Embora soe interessante, Copa do Mundo a cada dois anos é a troca do certo pelo duvidoso
Encabeçado pelo ex-treinador francês Arsène Wenger, o projeto da mudança da periodicidade da Copa do Mundo ganha força com o apoio de ex-jogadores como Ronaldo e Materazzi e de várias federações nacionais. A principal competição de seleções do mundo passaria a ser disputada a cada dois anos, e não mais de quatro em quatro como é hoje. A possibilidade da mudança gera o questionamento sobre sua necessidade – e também sobre o real interesse dos dirigentes que fazem parte do esporte.
A proposta, que foi feita inicialmente pela Federação de Futebol da Arábia Saudita em maio desse ano, soa absurda aos ouvidos de boa parte dos torcedores. Além da Copa do Mundo, os torneios continentais como Copa América e Eurocopa também passariam a ser bienais. As datas reservadas para partidas de seleções ocorreriam normalmente e com a mesma quantidade de dias, mas concentradas em janelas mais espaçadas.
A divulgação da ideia, que será votada no próximo Congresso da FIFA em maio de 2022, coincide com um momento delicado para as finanças do futebol como um todo. Um dos maiores clubes do planeta e com maior potencial de captação de receita, o Barcelona, passa por uma séria crise financeira. Grande parte dos direitos televisivos de campeonatos e copas nacionais deve passar por uma redução em seus valores a partir do próximo contrato. Mesmo com a possibilidade de cada edição da Copa do Mundo ter um lucro menor de forma individual, a realização dobrada da competição pode gerar mais receitas dentro de um espaço de quatro anos.
Mas não se trata de um período difícil somente nas finanças do futebol: o interesse do esporte não é o mesmo de anos atrás.

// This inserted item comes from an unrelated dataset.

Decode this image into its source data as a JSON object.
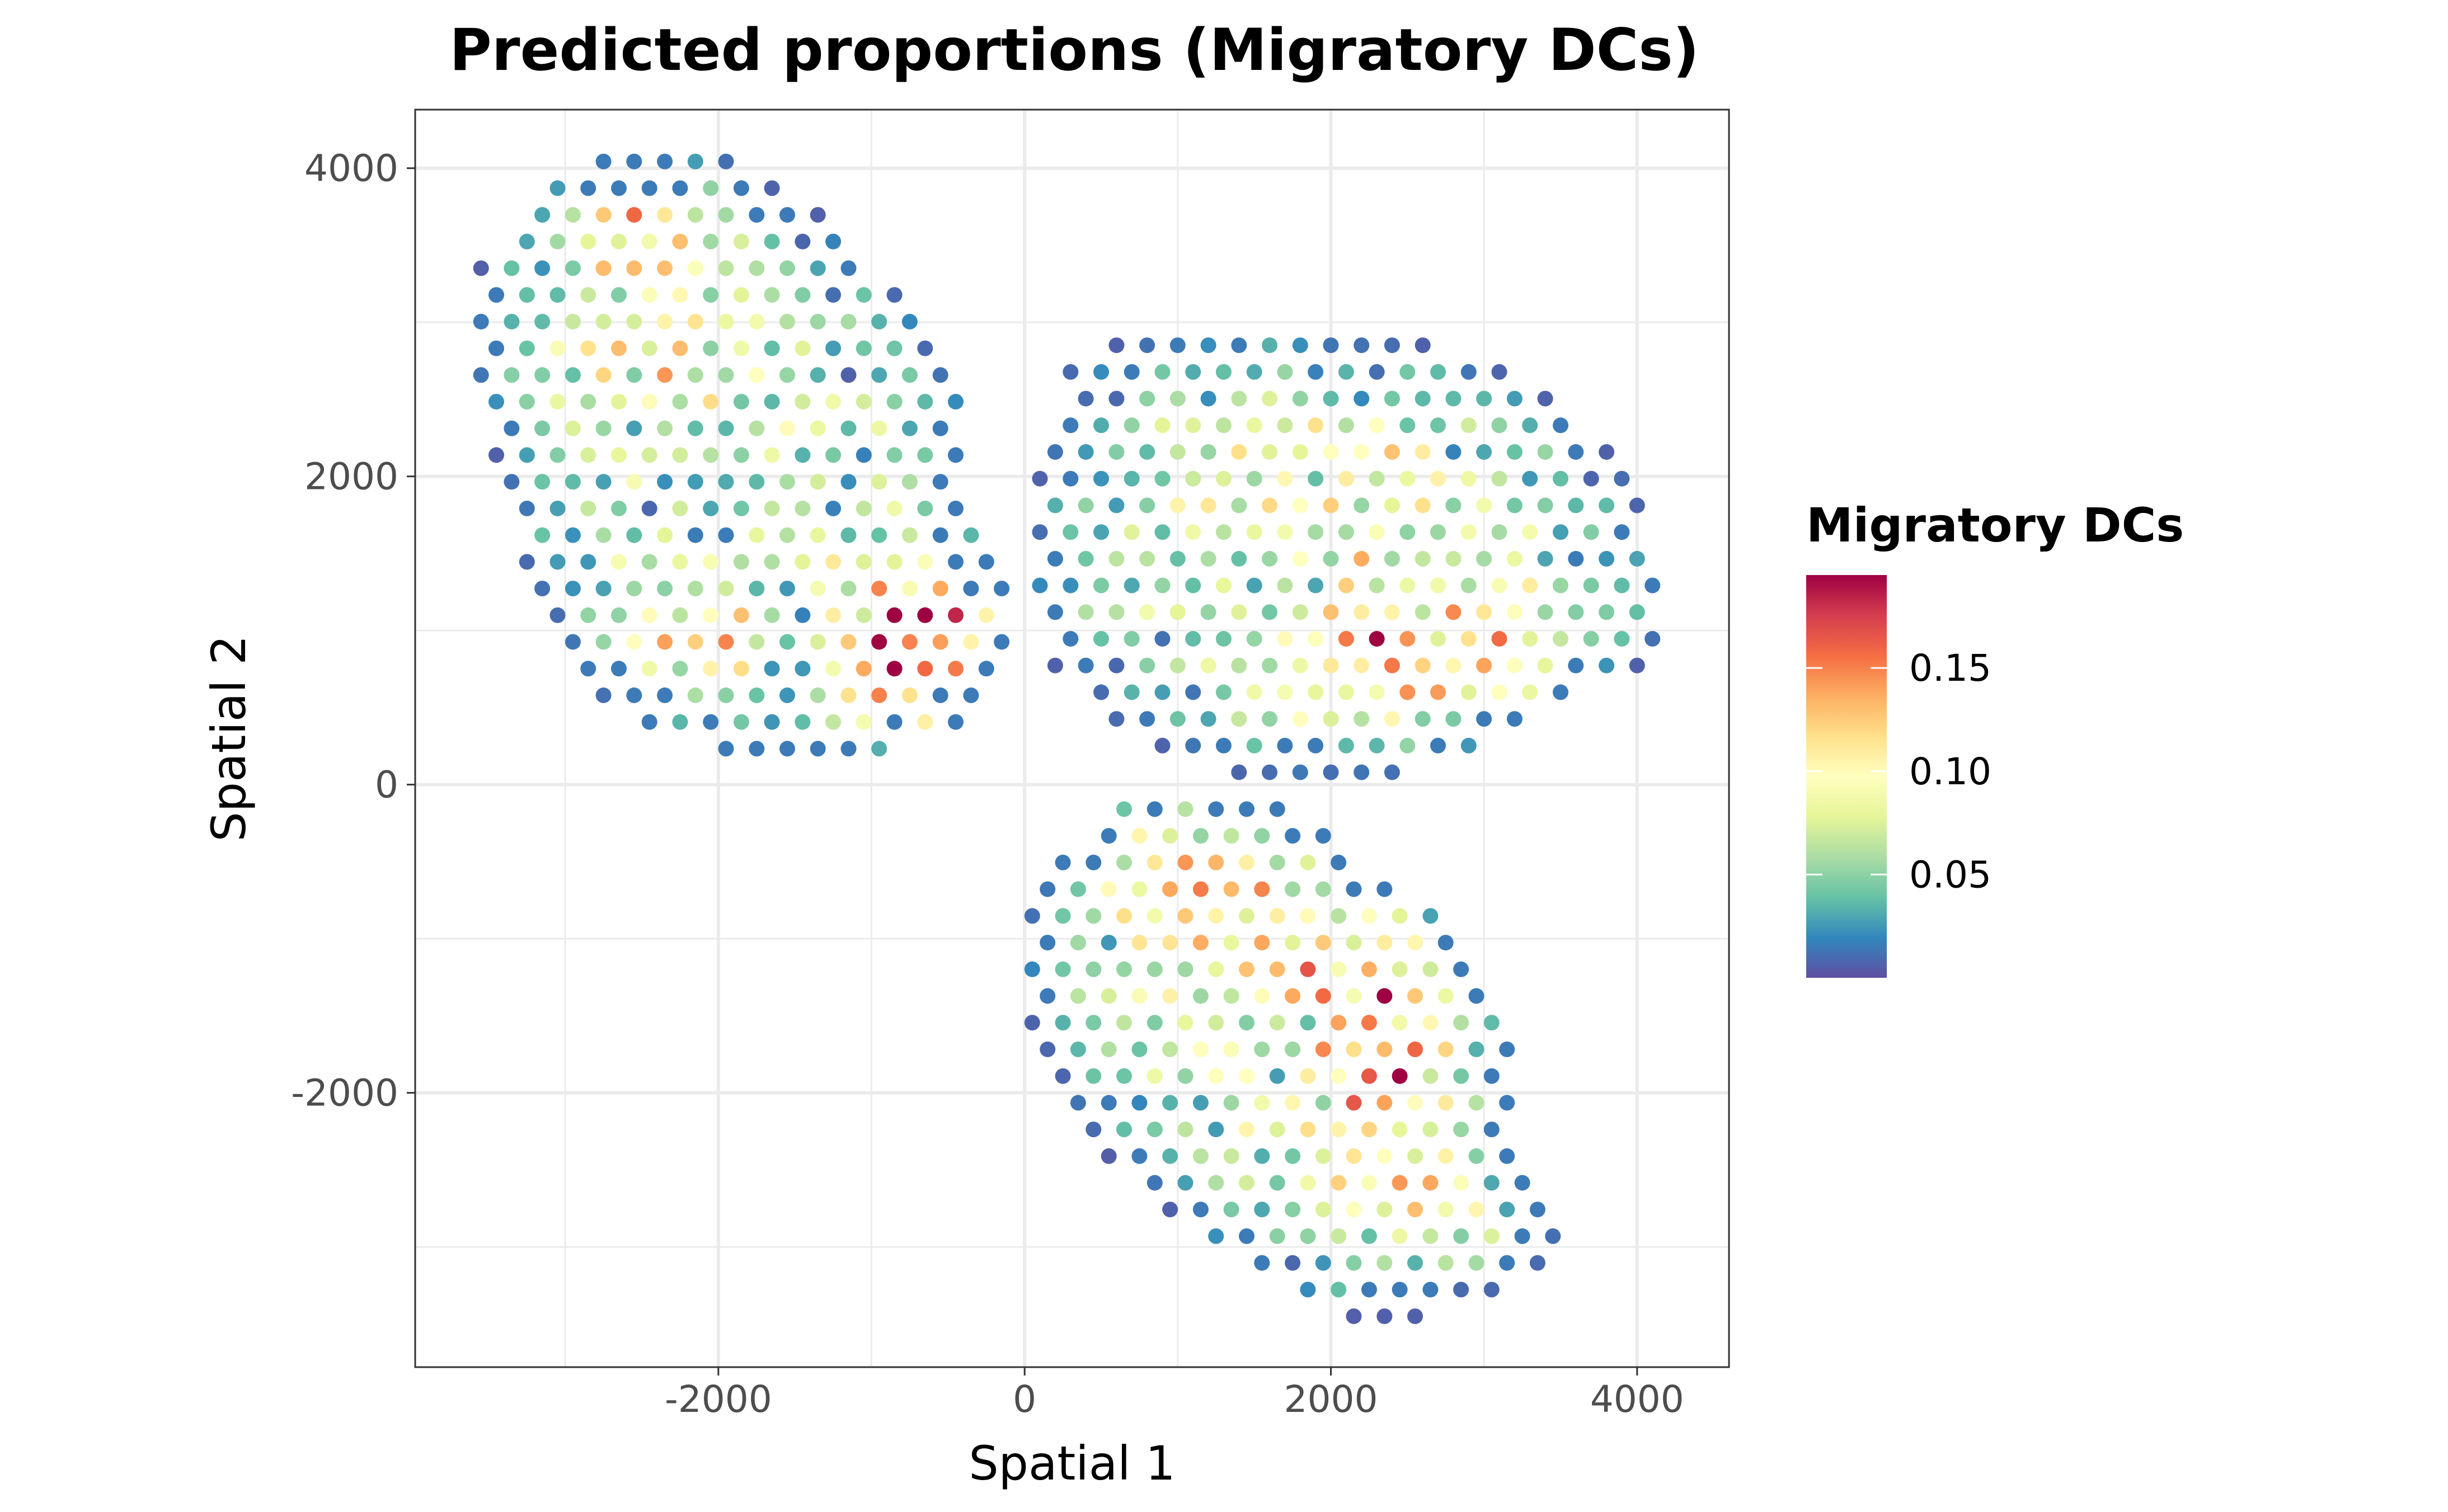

Competições desinteressantes, o excesso de jogos que o calendário atual proporciona e a concorrência com vários outros meios de entretenimento, sobretudo os digitais (e aqui entraríamos em um amplo leque de opções) são novos desafios que o futebol está encarando na década atual e que podem influenciar fortemente em como será a chegada dos jovens torcedores ao esporte.
Também vale lembrar que os principais artistas do espetáculo não são os que estão em uma sala fechada ditando os rumos do esporte. Quem está dentro do campo e que sofre na pele os efeitos de encarar 60 partidas por ano tem pouca voz sobre as mudanças no calendário e chegam estourados ao final da temporada quando disputam uma competição de seleções no período de férias. Um esporte profissional de alto rendimento é desgastante e os FIFA Legends, grupo de ex-atletas que endossa as propostas de mudança na Copa do Mundo, sabem disso melhor do que ninguém.
O projeto de Wenger parece interessante à primeira vista. Para muitos países, é uma chance de ouro de sediar ou participar de uma Copa do Mundo, sobretudo quando lembramos que a mudança no calendário seria válida a partir de 2026, primeiro ano em que a Copa do Mundo terá 48 seleções. Só que diante de tantos desafios que o futebol está encarando para se manter como um esporte popular e lucrativo, forçar uma mudança que diminuiria drasticamente o valor de sua principal competição não parece ser o caminho mais interessante, principalmente quando vemos o cenário a longo prazo. A Copa do Mundo ainda é uma competição que vale muito, que atrai o público mais alheio ao esporte e que possui uma aura muito característica, que destaca sua importância.
A FIFA pode parecer preocupada com o futuro do futebol e a integração de novas seleções no circuito, mas essa proposta de mudança escancara que as novidades não são elaboradas pensando em longo prazo nem no público. O esporte bretão tem muito a perder caso uma decisão dessa seja tomada puramente com base no possível resultado financeiro e político.